When a provider’s circuit breaker is open, the platform follows the configured fail mode:
- Fail-open — Content is delivered without guardrail evaluation. Violations may go undetected.
- Fail-closed — Content is blocked until the provider recovers. Safer, but may interrupt service.
Input guardrails evaluate user messages before they reach the LLM. Use them to detect unsafe content, identify prompt injection attempts, protect sensitive information, and enforce topic or policy restrictions.

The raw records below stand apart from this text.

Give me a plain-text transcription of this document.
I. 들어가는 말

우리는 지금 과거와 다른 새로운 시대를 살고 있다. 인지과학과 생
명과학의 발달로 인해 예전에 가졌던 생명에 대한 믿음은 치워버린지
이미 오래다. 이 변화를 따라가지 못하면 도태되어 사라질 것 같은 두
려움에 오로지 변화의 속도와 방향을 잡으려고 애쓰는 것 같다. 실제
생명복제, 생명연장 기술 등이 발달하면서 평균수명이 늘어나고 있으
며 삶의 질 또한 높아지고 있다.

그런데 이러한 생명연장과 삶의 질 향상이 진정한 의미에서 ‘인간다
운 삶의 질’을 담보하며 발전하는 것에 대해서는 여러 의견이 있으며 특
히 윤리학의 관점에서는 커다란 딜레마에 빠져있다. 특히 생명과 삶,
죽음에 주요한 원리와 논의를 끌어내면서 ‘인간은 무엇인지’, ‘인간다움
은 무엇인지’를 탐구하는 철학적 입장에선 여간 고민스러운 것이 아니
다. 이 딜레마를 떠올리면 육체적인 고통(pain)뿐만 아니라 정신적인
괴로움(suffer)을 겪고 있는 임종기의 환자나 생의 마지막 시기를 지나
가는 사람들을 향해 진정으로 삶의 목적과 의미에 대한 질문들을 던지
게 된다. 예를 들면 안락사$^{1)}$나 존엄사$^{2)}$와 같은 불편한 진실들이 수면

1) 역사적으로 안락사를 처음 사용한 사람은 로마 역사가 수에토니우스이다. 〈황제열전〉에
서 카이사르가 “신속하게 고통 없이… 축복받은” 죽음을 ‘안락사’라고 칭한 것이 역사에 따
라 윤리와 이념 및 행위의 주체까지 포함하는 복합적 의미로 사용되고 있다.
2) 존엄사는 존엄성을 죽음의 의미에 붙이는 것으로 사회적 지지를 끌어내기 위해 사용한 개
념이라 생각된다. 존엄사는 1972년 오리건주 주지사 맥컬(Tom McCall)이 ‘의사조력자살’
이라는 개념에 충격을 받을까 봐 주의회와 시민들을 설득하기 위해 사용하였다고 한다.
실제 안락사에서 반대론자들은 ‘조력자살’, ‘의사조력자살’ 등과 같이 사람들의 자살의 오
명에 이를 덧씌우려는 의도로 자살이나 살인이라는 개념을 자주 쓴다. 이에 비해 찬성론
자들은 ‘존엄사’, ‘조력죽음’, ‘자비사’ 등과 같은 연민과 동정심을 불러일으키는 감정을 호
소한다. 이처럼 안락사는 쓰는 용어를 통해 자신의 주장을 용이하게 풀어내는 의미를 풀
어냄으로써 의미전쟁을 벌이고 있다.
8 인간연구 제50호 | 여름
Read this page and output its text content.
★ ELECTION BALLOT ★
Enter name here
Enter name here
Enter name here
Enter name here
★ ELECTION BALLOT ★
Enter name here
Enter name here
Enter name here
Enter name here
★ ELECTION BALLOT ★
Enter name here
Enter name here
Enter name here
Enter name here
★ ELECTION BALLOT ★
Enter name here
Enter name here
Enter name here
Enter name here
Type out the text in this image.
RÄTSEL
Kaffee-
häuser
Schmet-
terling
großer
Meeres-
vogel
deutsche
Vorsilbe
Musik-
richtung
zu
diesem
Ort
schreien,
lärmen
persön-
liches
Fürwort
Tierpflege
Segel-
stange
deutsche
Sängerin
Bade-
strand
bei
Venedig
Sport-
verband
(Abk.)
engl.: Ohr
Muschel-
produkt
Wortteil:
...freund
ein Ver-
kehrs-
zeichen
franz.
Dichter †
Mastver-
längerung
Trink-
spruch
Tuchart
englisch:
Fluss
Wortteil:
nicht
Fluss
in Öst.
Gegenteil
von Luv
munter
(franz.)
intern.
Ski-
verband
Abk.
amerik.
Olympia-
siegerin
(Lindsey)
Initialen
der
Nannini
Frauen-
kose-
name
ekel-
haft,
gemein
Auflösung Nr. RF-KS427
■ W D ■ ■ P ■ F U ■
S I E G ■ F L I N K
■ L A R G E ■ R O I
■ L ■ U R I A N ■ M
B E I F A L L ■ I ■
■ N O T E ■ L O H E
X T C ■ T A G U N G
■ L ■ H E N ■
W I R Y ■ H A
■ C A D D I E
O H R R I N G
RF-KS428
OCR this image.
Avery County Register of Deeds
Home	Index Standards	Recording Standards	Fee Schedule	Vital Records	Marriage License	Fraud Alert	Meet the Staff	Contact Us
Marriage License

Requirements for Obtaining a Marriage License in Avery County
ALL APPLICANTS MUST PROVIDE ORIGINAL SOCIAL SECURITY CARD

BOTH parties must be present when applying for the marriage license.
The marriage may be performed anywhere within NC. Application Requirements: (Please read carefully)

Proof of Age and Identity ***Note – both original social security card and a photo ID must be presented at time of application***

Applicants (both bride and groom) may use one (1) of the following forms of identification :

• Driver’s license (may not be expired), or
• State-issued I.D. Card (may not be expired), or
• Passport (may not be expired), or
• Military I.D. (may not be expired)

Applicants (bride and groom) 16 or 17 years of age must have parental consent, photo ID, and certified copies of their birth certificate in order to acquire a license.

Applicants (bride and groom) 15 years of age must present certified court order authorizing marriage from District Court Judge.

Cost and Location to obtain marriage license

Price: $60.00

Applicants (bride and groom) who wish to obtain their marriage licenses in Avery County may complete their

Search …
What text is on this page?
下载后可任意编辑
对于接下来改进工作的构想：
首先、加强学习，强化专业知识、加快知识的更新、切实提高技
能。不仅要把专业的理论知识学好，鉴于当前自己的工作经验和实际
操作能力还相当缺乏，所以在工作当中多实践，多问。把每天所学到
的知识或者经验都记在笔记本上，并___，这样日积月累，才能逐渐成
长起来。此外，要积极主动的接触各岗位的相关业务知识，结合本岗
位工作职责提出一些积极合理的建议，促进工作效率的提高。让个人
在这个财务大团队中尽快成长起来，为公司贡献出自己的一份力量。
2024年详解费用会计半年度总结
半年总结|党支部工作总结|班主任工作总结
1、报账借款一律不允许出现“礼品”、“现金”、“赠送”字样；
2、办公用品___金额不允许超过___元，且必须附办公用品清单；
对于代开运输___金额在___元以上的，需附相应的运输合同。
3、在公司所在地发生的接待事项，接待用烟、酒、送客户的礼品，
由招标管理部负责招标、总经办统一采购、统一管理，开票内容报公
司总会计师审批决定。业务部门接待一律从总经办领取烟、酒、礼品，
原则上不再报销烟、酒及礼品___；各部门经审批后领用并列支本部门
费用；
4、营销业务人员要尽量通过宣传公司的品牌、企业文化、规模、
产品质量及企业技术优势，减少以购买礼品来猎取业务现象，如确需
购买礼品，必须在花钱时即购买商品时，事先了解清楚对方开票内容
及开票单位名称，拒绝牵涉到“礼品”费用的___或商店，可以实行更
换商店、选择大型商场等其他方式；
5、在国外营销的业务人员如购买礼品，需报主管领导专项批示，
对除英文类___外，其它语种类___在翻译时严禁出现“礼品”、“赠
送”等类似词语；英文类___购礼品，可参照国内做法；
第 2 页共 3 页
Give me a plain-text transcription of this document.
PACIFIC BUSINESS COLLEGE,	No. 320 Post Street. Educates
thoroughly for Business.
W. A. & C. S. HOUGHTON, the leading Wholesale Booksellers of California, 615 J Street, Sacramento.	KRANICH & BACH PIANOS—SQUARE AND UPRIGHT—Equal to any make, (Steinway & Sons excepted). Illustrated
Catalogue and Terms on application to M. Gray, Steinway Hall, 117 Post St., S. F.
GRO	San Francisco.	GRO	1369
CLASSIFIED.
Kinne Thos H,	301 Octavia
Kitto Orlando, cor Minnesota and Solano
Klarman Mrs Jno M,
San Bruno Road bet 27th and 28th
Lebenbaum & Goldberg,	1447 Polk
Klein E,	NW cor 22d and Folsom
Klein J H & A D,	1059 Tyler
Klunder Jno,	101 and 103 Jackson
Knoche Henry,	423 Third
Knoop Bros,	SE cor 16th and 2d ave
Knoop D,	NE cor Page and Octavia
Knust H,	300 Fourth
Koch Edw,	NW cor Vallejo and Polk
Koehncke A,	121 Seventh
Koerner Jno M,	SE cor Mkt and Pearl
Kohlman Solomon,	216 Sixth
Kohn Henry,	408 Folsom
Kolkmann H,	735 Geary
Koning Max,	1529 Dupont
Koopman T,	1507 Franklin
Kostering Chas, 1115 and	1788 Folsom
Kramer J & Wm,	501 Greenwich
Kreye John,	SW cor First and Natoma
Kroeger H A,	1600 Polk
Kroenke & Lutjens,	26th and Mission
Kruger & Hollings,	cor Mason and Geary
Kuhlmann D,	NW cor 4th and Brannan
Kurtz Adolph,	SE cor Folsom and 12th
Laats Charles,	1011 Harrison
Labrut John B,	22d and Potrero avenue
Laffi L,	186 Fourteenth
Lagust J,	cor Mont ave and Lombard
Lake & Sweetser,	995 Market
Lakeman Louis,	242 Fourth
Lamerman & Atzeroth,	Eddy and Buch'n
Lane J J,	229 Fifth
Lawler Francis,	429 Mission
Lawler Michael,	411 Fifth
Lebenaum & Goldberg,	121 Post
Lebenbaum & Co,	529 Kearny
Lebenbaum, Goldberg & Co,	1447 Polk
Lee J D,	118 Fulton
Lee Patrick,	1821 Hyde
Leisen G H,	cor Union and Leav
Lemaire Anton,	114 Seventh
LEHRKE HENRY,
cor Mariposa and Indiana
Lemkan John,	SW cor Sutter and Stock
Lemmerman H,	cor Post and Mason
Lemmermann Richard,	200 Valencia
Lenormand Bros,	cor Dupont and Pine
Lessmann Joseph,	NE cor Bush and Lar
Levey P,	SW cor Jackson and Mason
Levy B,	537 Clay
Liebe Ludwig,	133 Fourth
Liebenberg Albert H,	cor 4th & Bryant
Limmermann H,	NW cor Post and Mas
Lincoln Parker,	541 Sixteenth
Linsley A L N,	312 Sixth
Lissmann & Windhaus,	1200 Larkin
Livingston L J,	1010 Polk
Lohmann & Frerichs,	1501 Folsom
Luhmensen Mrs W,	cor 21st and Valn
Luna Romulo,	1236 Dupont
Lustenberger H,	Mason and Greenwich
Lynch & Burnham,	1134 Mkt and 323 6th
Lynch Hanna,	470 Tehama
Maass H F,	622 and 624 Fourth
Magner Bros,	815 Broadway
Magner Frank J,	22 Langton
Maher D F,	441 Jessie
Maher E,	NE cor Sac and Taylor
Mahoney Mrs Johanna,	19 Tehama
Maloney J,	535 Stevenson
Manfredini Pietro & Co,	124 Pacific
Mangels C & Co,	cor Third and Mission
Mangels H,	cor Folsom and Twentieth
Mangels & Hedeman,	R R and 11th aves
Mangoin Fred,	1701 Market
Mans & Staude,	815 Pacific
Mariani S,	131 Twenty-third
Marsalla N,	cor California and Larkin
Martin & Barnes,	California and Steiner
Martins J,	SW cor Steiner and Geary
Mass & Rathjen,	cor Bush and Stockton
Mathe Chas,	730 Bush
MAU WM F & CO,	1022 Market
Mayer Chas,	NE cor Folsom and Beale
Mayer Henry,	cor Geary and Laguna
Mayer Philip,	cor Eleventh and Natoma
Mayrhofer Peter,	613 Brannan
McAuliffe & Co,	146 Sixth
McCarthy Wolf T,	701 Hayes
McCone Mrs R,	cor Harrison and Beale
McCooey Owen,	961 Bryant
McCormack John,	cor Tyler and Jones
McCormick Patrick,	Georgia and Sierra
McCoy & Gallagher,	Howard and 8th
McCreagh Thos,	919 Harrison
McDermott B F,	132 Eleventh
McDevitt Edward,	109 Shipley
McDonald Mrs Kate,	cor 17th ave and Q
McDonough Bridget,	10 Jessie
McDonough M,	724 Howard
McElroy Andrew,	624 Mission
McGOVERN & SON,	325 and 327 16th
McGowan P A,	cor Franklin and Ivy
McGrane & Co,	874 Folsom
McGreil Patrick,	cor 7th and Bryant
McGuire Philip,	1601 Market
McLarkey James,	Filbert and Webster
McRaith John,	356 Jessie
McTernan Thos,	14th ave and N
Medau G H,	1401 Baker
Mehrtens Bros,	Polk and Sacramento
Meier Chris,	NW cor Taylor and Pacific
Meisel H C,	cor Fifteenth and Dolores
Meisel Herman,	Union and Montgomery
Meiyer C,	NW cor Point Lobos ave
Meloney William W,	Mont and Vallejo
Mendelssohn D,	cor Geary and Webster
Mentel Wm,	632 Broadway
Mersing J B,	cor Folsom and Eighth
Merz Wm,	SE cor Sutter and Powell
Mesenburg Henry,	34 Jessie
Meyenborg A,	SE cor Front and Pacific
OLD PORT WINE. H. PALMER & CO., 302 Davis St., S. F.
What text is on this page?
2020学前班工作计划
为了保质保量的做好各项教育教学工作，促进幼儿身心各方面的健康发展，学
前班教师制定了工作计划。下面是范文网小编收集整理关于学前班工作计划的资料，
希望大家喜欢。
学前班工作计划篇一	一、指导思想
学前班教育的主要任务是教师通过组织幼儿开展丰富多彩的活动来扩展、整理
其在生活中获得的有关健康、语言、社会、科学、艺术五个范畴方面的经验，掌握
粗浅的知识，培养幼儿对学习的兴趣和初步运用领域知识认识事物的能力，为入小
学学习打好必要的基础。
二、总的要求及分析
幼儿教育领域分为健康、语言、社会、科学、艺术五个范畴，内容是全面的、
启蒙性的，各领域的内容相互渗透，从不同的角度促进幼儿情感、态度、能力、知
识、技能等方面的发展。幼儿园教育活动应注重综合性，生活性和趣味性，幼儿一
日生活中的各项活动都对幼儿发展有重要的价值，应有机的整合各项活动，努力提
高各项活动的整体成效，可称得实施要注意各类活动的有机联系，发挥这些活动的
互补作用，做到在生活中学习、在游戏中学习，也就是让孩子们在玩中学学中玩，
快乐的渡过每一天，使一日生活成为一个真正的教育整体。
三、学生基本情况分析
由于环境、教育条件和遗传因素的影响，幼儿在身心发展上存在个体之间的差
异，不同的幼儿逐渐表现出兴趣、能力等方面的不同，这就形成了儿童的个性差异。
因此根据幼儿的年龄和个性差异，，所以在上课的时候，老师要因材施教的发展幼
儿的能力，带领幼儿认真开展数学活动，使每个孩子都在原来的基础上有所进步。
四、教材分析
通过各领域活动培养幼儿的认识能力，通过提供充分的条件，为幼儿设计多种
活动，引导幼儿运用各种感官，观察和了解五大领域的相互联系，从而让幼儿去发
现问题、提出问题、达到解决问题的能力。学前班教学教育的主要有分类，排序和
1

Use kind: input to evaluate user messages before they reach the LLM:
GUARDRAILS:
profanity_filter:
kind: input
action: block
Input guardrails support:
- Pattern-based detection.
- Provider-based moderation.
- LLM-based classification.
- Severity-based actions.
- Runtime priority ordering.
For advanced syntax and additional examples, see the Guardrails section in the ABL Reference Guide.
Output Guardrails
Output guardrails evaluate generated responses before they’re returned to the user. Use them to prevent unsafe responses, redact sensitive information, apply moderation checks, and inspect streaming output during generation.
Use kind: output to evaluate generated responses:
GUARDRAILS:
pii_output_prevention:
kind: output
action: block
Use kind: both to apply the same rule to both input and output:
GUARDRAILS:
phone_number_check:
kind: both
action: warn
Enable streaming evaluation for responses while content is still being generated:
GUARDRAILS:
streaming_safety:
kind: output
streaming: true
Output guardrails support:
- PII detection and redaction.
- Toxicity scoring.
- Streaming response evaluation.
- Bidirectional guardrails.
- Automatic response cleanup and fix strategies.
For advanced syntax and additional examples, see the Guardrails section in the ABL Reference Guide.
DSL and UI Mapping
The platform maintains a one-to-one mapping between the UI configuration and the DSL/ABL definition. This lets you:
- Configure guardrails visually.
- Manage guardrails as code.
- Version and compare configuration changes.
- Switch between UI and DSL-based editing workflows.
When you add a guardrail rule in the UI, the platform generates the corresponding GUARDRAILS: block in the DSL/ABL. Updating the GUARDRAILS: block directly in the DSL/ABL updates the same rule in the UI.
For detailed guardrail syntax, runtime semantics, and advanced ABL examples, see the Guardrails section in the ABL Reference Guide.
Best Practices
- Use project guardrails for centralized governance; use agent guardrails for localized runtime behavior.
- Start with
warn before enabling block to understand impact before enforcement.
- Test regex patterns carefully to reduce false positives.
- Enable streaming guardrails for high-risk applications.
- Use fail-closed behavior for compliance-sensitive workloads.
- Separate business constraints from safety guardrails.
- Use providers with caching and budget controls for large-scale deployments.